Eine Frage der Glaubwürdigkeit

Wird das jetzt zum Ritual? Jeden Tag eine neue Pressekonferenz, eine neue Talkrunde, in der sich ehemalige oder aktuelle Profi-Radfahrer reumütig als Doper früherer Tage enttarnen?

Am heutigen Freitag hat Bjarne Riis die Öffentlichkeit zur Audienz gebeten. Wer kommt am Samstag? Wer am Sonntag? Wer nächste Woche?Einst zu Helden gemachte "Ritter der Landstraße" sind gerade dabei, nach und nach Abbitte zu leisten. Aktuell haben ganz artig und medienwirksam Erik Zabel, Rolf Aldag und Udo Bölts "Entschuldigung" dafür gesagt, dass sie mit Blutdopingpräparaten oder Wachstumshormonen versucht haben, sich einen Wettbewerbsvorteil zu verschaffen. Fahrer, die als Vorzeige-Kämpfer im Schatten von Jan Ullrich und Bjarne Riis galten.
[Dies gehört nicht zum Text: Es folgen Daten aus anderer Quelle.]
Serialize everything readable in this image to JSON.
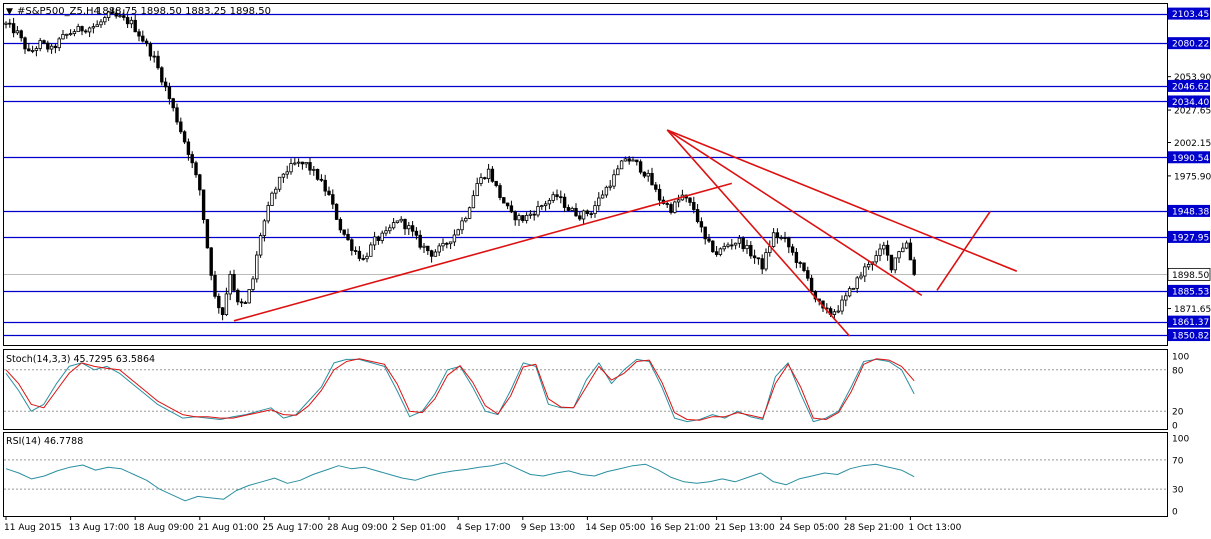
{
  "window": {
    "title_symbol": "#S&P500_Z5,H4",
    "ohlc": "1888.75 1898.50 1883.25 1898.50"
  },
  "colors": {
    "background": "#ffffff",
    "candle": "#000000",
    "level_line": "#0000cc",
    "trend_line": "#dd1111",
    "stoch_main": "#2a8fa0",
    "stoch_signal": "#dd1111",
    "rsi_line": "#2a8fa0",
    "price_tag_bg": "#0000cc",
    "price_tag_text": "#ffffff",
    "current_price_bg": "#ffffff",
    "axis_text": "#000000",
    "dotted": "#999999"
  },
  "chart_data": [
    {
      "type": "candlestick",
      "panel": "price",
      "title": "#S&P500_Z5,H4",
      "y_range": [
        1843,
        2111
      ],
      "yticks": [
        "2053.90",
        "2027.65",
        "2002.15",
        "1975.90",
        "1871.65"
      ],
      "levels": [
        "2103.45",
        "2080.22",
        "2046.62",
        "2034.40",
        "1990.54",
        "1948.38",
        "1927.95",
        "1885.53",
        "1861.37",
        "1850.82"
      ],
      "current_price": "1898.50",
      "x_labels": [
        "11 Aug 2015",
        "13 Aug 17:00",
        "18 Aug 09:00",
        "21 Aug 01:00",
        "25 Aug 17:00",
        "28 Aug 09:00",
        "2 Sep 01:00",
        "4 Sep 17:00",
        "9 Sep 13:00",
        "14 Sep 05:00",
        "16 Sep 21:00",
        "21 Sep 13:00",
        "24 Sep 05:00",
        "28 Sep 21:00",
        "1 Oct 13:00"
      ],
      "price_path": [
        [
          0,
          2095
        ],
        [
          3,
          2088
        ],
        [
          6,
          2072
        ],
        [
          9,
          2080
        ],
        [
          12,
          2075
        ],
        [
          15,
          2085
        ],
        [
          18,
          2090
        ],
        [
          21,
          2092
        ],
        [
          24,
          2094
        ],
        [
          27,
          2102
        ],
        [
          30,
          2100
        ],
        [
          33,
          2096
        ],
        [
          36,
          2083
        ],
        [
          39,
          2068
        ],
        [
          42,
          2045
        ],
        [
          45,
          2020
        ],
        [
          48,
          1995
        ],
        [
          51,
          1965
        ],
        [
          53,
          1920
        ],
        [
          55,
          1880
        ],
        [
          57,
          1868
        ],
        [
          59,
          1900
        ],
        [
          61,
          1875
        ],
        [
          63,
          1875
        ],
        [
          65,
          1895
        ],
        [
          67,
          1930
        ],
        [
          70,
          1960
        ],
        [
          73,
          1978
        ],
        [
          76,
          1985
        ],
        [
          79,
          1985
        ],
        [
          82,
          1975
        ],
        [
          85,
          1960
        ],
        [
          88,
          1935
        ],
        [
          91,
          1920
        ],
        [
          94,
          1910
        ],
        [
          97,
          1925
        ],
        [
          100,
          1930
        ],
        [
          103,
          1942
        ],
        [
          106,
          1935
        ],
        [
          109,
          1922
        ],
        [
          112,
          1915
        ],
        [
          115,
          1920
        ],
        [
          118,
          1930
        ],
        [
          121,
          1945
        ],
        [
          124,
          1970
        ],
        [
          127,
          1980
        ],
        [
          130,
          1960
        ],
        [
          133,
          1945
        ],
        [
          136,
          1942
        ],
        [
          139,
          1948
        ],
        [
          142,
          1955
        ],
        [
          145,
          1960
        ],
        [
          148,
          1950
        ],
        [
          151,
          1945
        ],
        [
          154,
          1948
        ],
        [
          157,
          1962
        ],
        [
          160,
          1975
        ],
        [
          163,
          1990
        ],
        [
          166,
          1985
        ],
        [
          169,
          1975
        ],
        [
          172,
          1958
        ],
        [
          175,
          1950
        ],
        [
          178,
          1960
        ],
        [
          181,
          1950
        ],
        [
          184,
          1925
        ],
        [
          187,
          1915
        ],
        [
          190,
          1922
        ],
        [
          193,
          1925
        ],
        [
          196,
          1915
        ],
        [
          199,
          1905
        ],
        [
          202,
          1930
        ],
        [
          205,
          1925
        ],
        [
          208,
          1910
        ],
        [
          211,
          1895
        ],
        [
          213,
          1880
        ],
        [
          215,
          1870
        ],
        [
          217,
          1868
        ],
        [
          219,
          1872
        ],
        [
          221,
          1880
        ],
        [
          223,
          1890
        ],
        [
          225,
          1898
        ],
        [
          227,
          1908
        ],
        [
          229,
          1912
        ],
        [
          231,
          1920
        ],
        [
          233,
          1905
        ],
        [
          235,
          1918
        ],
        [
          237,
          1923
        ],
        [
          239,
          1898
        ]
      ],
      "last_index": 239
    },
    {
      "type": "line",
      "panel": "stochastic",
      "label": "Stoch(14,3,3) 45.7295 63.5864",
      "y_range": [
        0,
        100
      ],
      "levels": [
        80,
        20
      ],
      "yticks": [
        "100",
        "80",
        "20",
        "0"
      ],
      "series": [
        {
          "name": "main",
          "values": [
            75,
            50,
            20,
            30,
            60,
            85,
            90,
            80,
            85,
            75,
            60,
            45,
            30,
            20,
            10,
            12,
            10,
            8,
            12,
            15,
            20,
            25,
            10,
            15,
            35,
            55,
            90,
            95,
            95,
            90,
            85,
            50,
            12,
            20,
            45,
            80,
            85,
            55,
            20,
            15,
            50,
            90,
            85,
            30,
            25,
            25,
            65,
            90,
            60,
            80,
            95,
            92,
            55,
            10,
            5,
            8,
            15,
            10,
            20,
            12,
            8,
            70,
            90,
            45,
            5,
            10,
            20,
            55,
            92,
            95,
            92,
            80,
            45
          ]
        },
        {
          "name": "signal",
          "values": [
            80,
            60,
            30,
            25,
            50,
            75,
            90,
            85,
            82,
            80,
            65,
            50,
            35,
            25,
            15,
            12,
            12,
            10,
            10,
            14,
            18,
            22,
            15,
            14,
            28,
            50,
            80,
            92,
            96,
            92,
            88,
            60,
            20,
            18,
            38,
            72,
            86,
            62,
            28,
            16,
            42,
            84,
            88,
            38,
            26,
            25,
            55,
            85,
            65,
            75,
            92,
            94,
            62,
            18,
            8,
            7,
            12,
            12,
            18,
            14,
            10,
            60,
            88,
            55,
            10,
            8,
            18,
            48,
            88,
            96,
            94,
            85,
            64
          ]
        }
      ]
    },
    {
      "type": "line",
      "panel": "rsi",
      "label": "RSI(14) 46.7788",
      "y_range": [
        0,
        100
      ],
      "levels": [
        70,
        30
      ],
      "yticks": [
        "100",
        "70",
        "30",
        "0"
      ],
      "series": [
        {
          "name": "rsi",
          "values": [
            58,
            52,
            44,
            48,
            55,
            60,
            63,
            56,
            60,
            58,
            50,
            42,
            30,
            22,
            14,
            20,
            18,
            16,
            28,
            35,
            40,
            45,
            38,
            42,
            50,
            56,
            62,
            58,
            60,
            55,
            50,
            45,
            42,
            48,
            52,
            55,
            57,
            60,
            62,
            66,
            58,
            50,
            48,
            52,
            55,
            50,
            48,
            54,
            58,
            62,
            64,
            56,
            46,
            40,
            38,
            40,
            44,
            40,
            46,
            52,
            40,
            36,
            44,
            48,
            52,
            50,
            58,
            62,
            64,
            60,
            56,
            47
          ]
        }
      ]
    }
  ]
}
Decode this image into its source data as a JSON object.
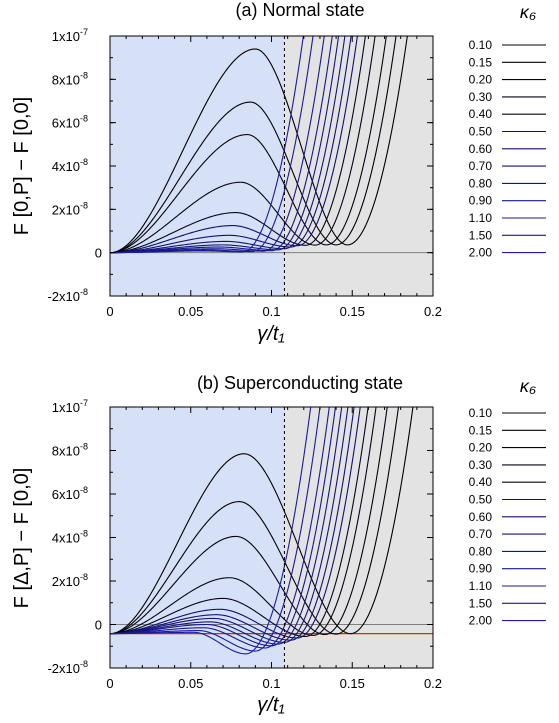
{
  "colors": {
    "normal_region": "#d6e0f6",
    "gap_region": "#e3e3e3",
    "grid_line": "#7f7f7f",
    "reference_line": "#cc3300",
    "series_black": "#000000",
    "series_blue": "#1a1aa6"
  },
  "chart_data": [
    {
      "type": "line",
      "title": "(a) Normal state",
      "ylabel": "F [0,P] − F [0,0]",
      "xlabel": "γ/t₁",
      "xlim": [
        0,
        0.2
      ],
      "ylim": [
        -2e-08,
        1e-07
      ],
      "x_ticks": [
        "0",
        "0.05",
        "0.1",
        "0.15",
        "0.2"
      ],
      "y_ticks": [
        {
          "base": "-2x10",
          "exp": "-8"
        },
        {
          "base": "0",
          "exp": ""
        },
        {
          "base": "2x10",
          "exp": "-8"
        },
        {
          "base": "4x10",
          "exp": "-8"
        },
        {
          "base": "6x10",
          "exp": "-8"
        },
        {
          "base": "8x10",
          "exp": "-8"
        },
        {
          "base": "1x10",
          "exp": "-7"
        }
      ],
      "region_boundary_x": 0.108,
      "legend_title": "κ₆",
      "legend_placement": "right",
      "series": [
        {
          "name": "0.10",
          "peak_x": 0.09,
          "peak_y": 9.4e-08,
          "min_x": 0.147,
          "min_y": 3.6e-09
        },
        {
          "name": "0.15",
          "peak_x": 0.087,
          "peak_y": 6.95e-08,
          "min_x": 0.14,
          "min_y": 3.6e-09
        },
        {
          "name": "0.20",
          "peak_x": 0.085,
          "peak_y": 5.45e-08,
          "min_x": 0.134,
          "min_y": 3.6e-09
        },
        {
          "name": "0.30",
          "peak_x": 0.081,
          "peak_y": 3.25e-08,
          "min_x": 0.127,
          "min_y": 3.5e-09
        },
        {
          "name": "0.40",
          "peak_x": 0.078,
          "peak_y": 1.85e-08,
          "min_x": 0.121,
          "min_y": 3.4e-09
        },
        {
          "name": "0.50",
          "peak_x": 0.076,
          "peak_y": 1.25e-08,
          "min_x": 0.116,
          "min_y": 3.2e-09
        },
        {
          "name": "0.60",
          "peak_x": 0.074,
          "peak_y": 8e-09,
          "min_x": 0.112,
          "min_y": 2.6e-09
        },
        {
          "name": "0.70",
          "peak_x": 0.072,
          "peak_y": 5.2e-09,
          "min_x": 0.108,
          "min_y": 1.8e-09
        },
        {
          "name": "0.80",
          "peak_x": 0.07,
          "peak_y": 3.6e-09,
          "min_x": 0.104,
          "min_y": 1.3e-09
        },
        {
          "name": "0.90",
          "peak_x": 0.068,
          "peak_y": 2.6e-09,
          "min_x": 0.1,
          "min_y": 9e-10
        },
        {
          "name": "1.10",
          "peak_x": 0.066,
          "peak_y": 1.8e-09,
          "min_x": 0.095,
          "min_y": 7e-10
        },
        {
          "name": "1.50",
          "peak_x": 0.062,
          "peak_y": 1.2e-09,
          "min_x": 0.088,
          "min_y": 5e-10
        },
        {
          "name": "2.00",
          "peak_x": 0.058,
          "peak_y": 8e-10,
          "min_x": 0.082,
          "min_y": 4e-10
        }
      ]
    },
    {
      "type": "line",
      "title": "(b) Superconducting state",
      "ylabel": "F [Δ,P] − F [0,0]",
      "xlabel": "γ/t₁",
      "xlim": [
        0,
        0.2
      ],
      "ylim": [
        -2e-08,
        1e-07
      ],
      "x_ticks": [
        "0",
        "0.05",
        "0.1",
        "0.15",
        "0.2"
      ],
      "y_ticks": [
        {
          "base": "-2x10",
          "exp": "-8"
        },
        {
          "base": "0",
          "exp": ""
        },
        {
          "base": "2x10",
          "exp": "-8"
        },
        {
          "base": "4x10",
          "exp": "-8"
        },
        {
          "base": "6x10",
          "exp": "-8"
        },
        {
          "base": "8x10",
          "exp": "-8"
        },
        {
          "base": "1x10",
          "exp": "-7"
        }
      ],
      "region_boundary_x": 0.108,
      "reference_y": -4.2e-09,
      "legend_title": "κ₆",
      "legend_placement": "right",
      "series": [
        {
          "name": "0.10",
          "peak_x": 0.083,
          "peak_y": 7.85e-08,
          "min_x": 0.149,
          "min_y": -4.2e-09
        },
        {
          "name": "0.15",
          "peak_x": 0.08,
          "peak_y": 5.65e-08,
          "min_x": 0.14,
          "min_y": -4.4e-09
        },
        {
          "name": "0.20",
          "peak_x": 0.078,
          "peak_y": 4.05e-08,
          "min_x": 0.133,
          "min_y": -4.6e-09
        },
        {
          "name": "0.30",
          "peak_x": 0.074,
          "peak_y": 2.15e-08,
          "min_x": 0.126,
          "min_y": -5e-09
        },
        {
          "name": "0.40",
          "peak_x": 0.07,
          "peak_y": 1.2e-08,
          "min_x": 0.121,
          "min_y": -5.5e-09
        },
        {
          "name": "0.50",
          "peak_x": 0.068,
          "peak_y": 7e-09,
          "min_x": 0.116,
          "min_y": -6.2e-09
        },
        {
          "name": "0.60",
          "peak_x": 0.066,
          "peak_y": 4.5e-09,
          "min_x": 0.112,
          "min_y": -7.2e-09
        },
        {
          "name": "0.70",
          "peak_x": 0.064,
          "peak_y": 2.8e-09,
          "min_x": 0.108,
          "min_y": -8.2e-09
        },
        {
          "name": "0.80",
          "peak_x": 0.062,
          "peak_y": 1.2e-09,
          "min_x": 0.104,
          "min_y": -9e-09
        },
        {
          "name": "0.90",
          "peak_x": 0.06,
          "peak_y": 0.0,
          "min_x": 0.1,
          "min_y": -9.8e-09
        },
        {
          "name": "1.10",
          "peak_x": 0.058,
          "peak_y": -1.5e-09,
          "min_x": 0.096,
          "min_y": -1.08e-08
        },
        {
          "name": "1.50",
          "peak_x": 0.055,
          "peak_y": -2.8e-09,
          "min_x": 0.09,
          "min_y": -1.22e-08
        },
        {
          "name": "2.00",
          "peak_x": 0.052,
          "peak_y": -3.6e-09,
          "min_x": 0.084,
          "min_y": -1.35e-08
        }
      ]
    }
  ]
}
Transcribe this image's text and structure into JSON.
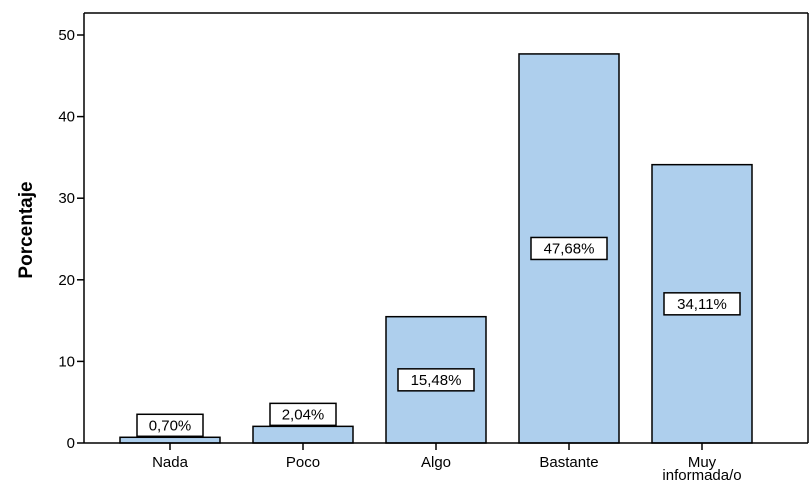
{
  "chart_data": {
    "type": "bar",
    "title": "",
    "xlabel": "",
    "ylabel": "Porcentaje",
    "ylim": [
      0,
      52
    ],
    "yticks": [
      0,
      10,
      20,
      30,
      40,
      50
    ],
    "grid": false,
    "legend": "none",
    "categories": [
      "Nada",
      "Poco",
      "Algo",
      "Bastante",
      "Muy informada/o"
    ],
    "category_label_lines": [
      [
        "Nada"
      ],
      [
        "Poco"
      ],
      [
        "Algo"
      ],
      [
        "Bastante"
      ],
      [
        "Muy",
        "informada/o"
      ]
    ],
    "values": [
      0.7,
      2.04,
      15.48,
      47.68,
      34.11
    ],
    "data_labels": [
      "0,70%",
      "2,04%",
      "15,48%",
      "47,68%",
      "34,11%"
    ],
    "colors": {
      "bar_fill": "#aecfed",
      "bar_stroke": "#000000",
      "axis": "#000000",
      "label_box_fill": "#ffffff"
    }
  }
}
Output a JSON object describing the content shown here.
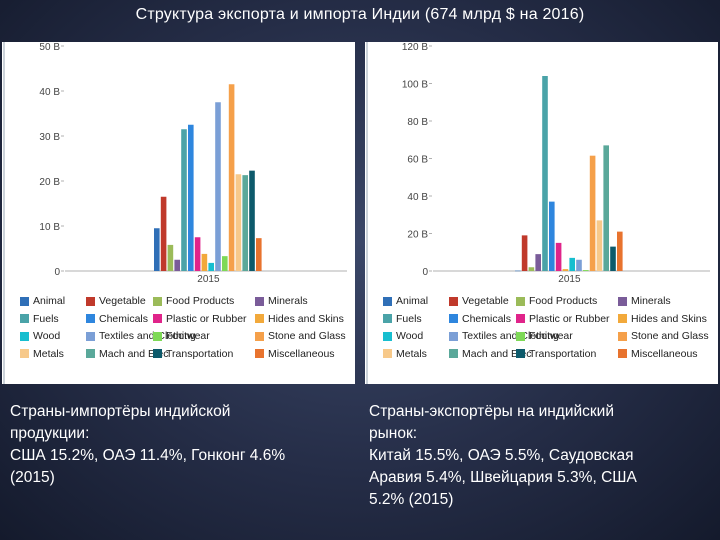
{
  "slide": {
    "title": "Структура экспорта и импорта Индии (674 млрд $ на 2016)"
  },
  "captions": {
    "left": {
      "line1": "Страны-импортёры индийской",
      "line2": "продукции:",
      "line3": "США 15.2%, ОАЭ 11.4%, Гонконг 4.6%",
      "line4": "(2015)"
    },
    "right": {
      "line1": "Страны-экспортёры на индийский",
      "line2": "рынок:",
      "line3": "Китай 15.5%, ОАЭ 5.5%, Саудовская",
      "line4": "Аравия 5.4%, Швейцария 5.3%, США",
      "line5": "5.2% (2015)"
    }
  },
  "legend": [
    {
      "label": "Animal",
      "color": "#2f6fb7"
    },
    {
      "label": "Vegetable",
      "color": "#c0392b"
    },
    {
      "label": "Food Products",
      "color": "#9bbb59"
    },
    {
      "label": "Minerals",
      "color": "#7a5c99"
    },
    {
      "label": "Fuels",
      "color": "#4aa3a8"
    },
    {
      "label": "Chemicals",
      "color": "#2e86de"
    },
    {
      "label": "Plastic or Rubber",
      "color": "#e0248a"
    },
    {
      "label": "Hides and Skins",
      "color": "#f2a93b"
    },
    {
      "label": "Wood",
      "color": "#17becf"
    },
    {
      "label": "Textiles and Clothing",
      "color": "#7b9fd6"
    },
    {
      "label": "Footwear",
      "color": "#7ed957"
    },
    {
      "label": "Stone and Glass",
      "color": "#f5a04a"
    },
    {
      "label": "Metals",
      "color": "#f7c98a"
    },
    {
      "label": "Mach and Elec",
      "color": "#5aa89a"
    },
    {
      "label": "Transportation",
      "color": "#0d5a6b"
    },
    {
      "label": "Miscellaneous",
      "color": "#e8732e"
    }
  ],
  "chart_data": [
    {
      "type": "bar",
      "categories": [
        "2015"
      ],
      "yticks": [
        "0",
        "10 B",
        "20 B",
        "30 B",
        "40 B",
        "50 B"
      ],
      "ylim": [
        0,
        50
      ],
      "series": [
        {
          "name": "Animal",
          "values": [
            9.5
          ]
        },
        {
          "name": "Vegetable",
          "values": [
            16.5
          ]
        },
        {
          "name": "Food Products",
          "values": [
            5.8
          ]
        },
        {
          "name": "Minerals",
          "values": [
            2.5
          ]
        },
        {
          "name": "Fuels",
          "values": [
            31.5
          ]
        },
        {
          "name": "Chemicals",
          "values": [
            32.5
          ]
        },
        {
          "name": "Plastic or Rubber",
          "values": [
            7.5
          ]
        },
        {
          "name": "Hides and Skins",
          "values": [
            3.8
          ]
        },
        {
          "name": "Wood",
          "values": [
            1.8
          ]
        },
        {
          "name": "Textiles and Clothing",
          "values": [
            37.5
          ]
        },
        {
          "name": "Footwear",
          "values": [
            3.3
          ]
        },
        {
          "name": "Stone and Glass",
          "values": [
            41.5
          ]
        },
        {
          "name": "Metals",
          "values": [
            21.5
          ]
        },
        {
          "name": "Mach and Elec",
          "values": [
            21.3
          ]
        },
        {
          "name": "Transportation",
          "values": [
            22.3
          ]
        },
        {
          "name": "Miscellaneous",
          "values": [
            7.3
          ]
        }
      ],
      "grid": false,
      "legend_position": "bottom"
    },
    {
      "type": "bar",
      "categories": [
        "2015"
      ],
      "yticks": [
        "0",
        "20 B",
        "40 B",
        "60 B",
        "80 B",
        "100 B",
        "120 B"
      ],
      "ylim": [
        0,
        120
      ],
      "series": [
        {
          "name": "Animal",
          "values": [
            0.2
          ]
        },
        {
          "name": "Vegetable",
          "values": [
            19
          ]
        },
        {
          "name": "Food Products",
          "values": [
            2
          ]
        },
        {
          "name": "Minerals",
          "values": [
            9
          ]
        },
        {
          "name": "Fuels",
          "values": [
            104
          ]
        },
        {
          "name": "Chemicals",
          "values": [
            37
          ]
        },
        {
          "name": "Plastic or Rubber",
          "values": [
            15
          ]
        },
        {
          "name": "Hides and Skins",
          "values": [
            1
          ]
        },
        {
          "name": "Wood",
          "values": [
            7
          ]
        },
        {
          "name": "Textiles and Clothing",
          "values": [
            6
          ]
        },
        {
          "name": "Footwear",
          "values": [
            0.5
          ]
        },
        {
          "name": "Stone and Glass",
          "values": [
            61.5
          ]
        },
        {
          "name": "Metals",
          "values": [
            27
          ]
        },
        {
          "name": "Mach and Elec",
          "values": [
            67
          ]
        },
        {
          "name": "Transportation",
          "values": [
            13
          ]
        },
        {
          "name": "Miscellaneous",
          "values": [
            21
          ]
        }
      ],
      "grid": false,
      "legend_position": "bottom"
    }
  ]
}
Solche Entschuldigungen jedoch sind bei jenen schwer zu akzeptieren, die noch vor Kurzem entsetzt auf Nachfragen nach eigenem Doping-Konsum reagiert und ihre Unschuld beteuert haben - im Vollbesitz ihrer geistigen Urteilsfähigkeit. Die, die sich jetzt aus ihren Löchern wagen, haben in der Vergangenheit nach Strich und Faden gelogen, ohne rot im Gesicht zu werden. Jeder, der irgendwo Fehler macht, hat eine zweite Chance verdient. Das sollte auch für geständige Radprofis gelten. Aber können Ex-Fahrer wie Rolf Aldag oder Christian Henn, die sich als Wiederholungstäter geoutet haben, heute für einen sauberen Radsport kämpfen und eintreten - und das in exponierter Stellung? Vielleicht. Doch so sehr sie sich auch anstrengen mögen, die Glaubwürdigkeit dürfte ihnen spätestens ab jetzt einen Strich durch die Rechnung machen. Die Glaubwürdigkeit ist aber gleichzeitig das A und O, die Grundlage, auf der der ProfiRadsport den Doping-Sumpf auszutrocknen versuchen muss. Darin liegt das Dilemma.

Ohne Frage ist der Profi-Radsport durch die Beichten der vergangenen Tage auf dem Weg zur Selbstreinigung ein kleines Stückchen vorwärts gekommen. Noch weiter käme er, wenn bald auch das Geflecht der Hintermänner (Mediziner, Apotheker, Betreuer) deutlich sichtbarer würde, das Doping-Machenschaften meist erst ermöglicht und ankurbelt.

Doch die Ohnmacht scheint noch groß: Wenn bislang die Kontrollmöglichkeiten den Finessen der Doper hinterhinkten, dann wird das heute auch noch so sein. Wer das negiert, wäre ein unverbesserlicher Optimist.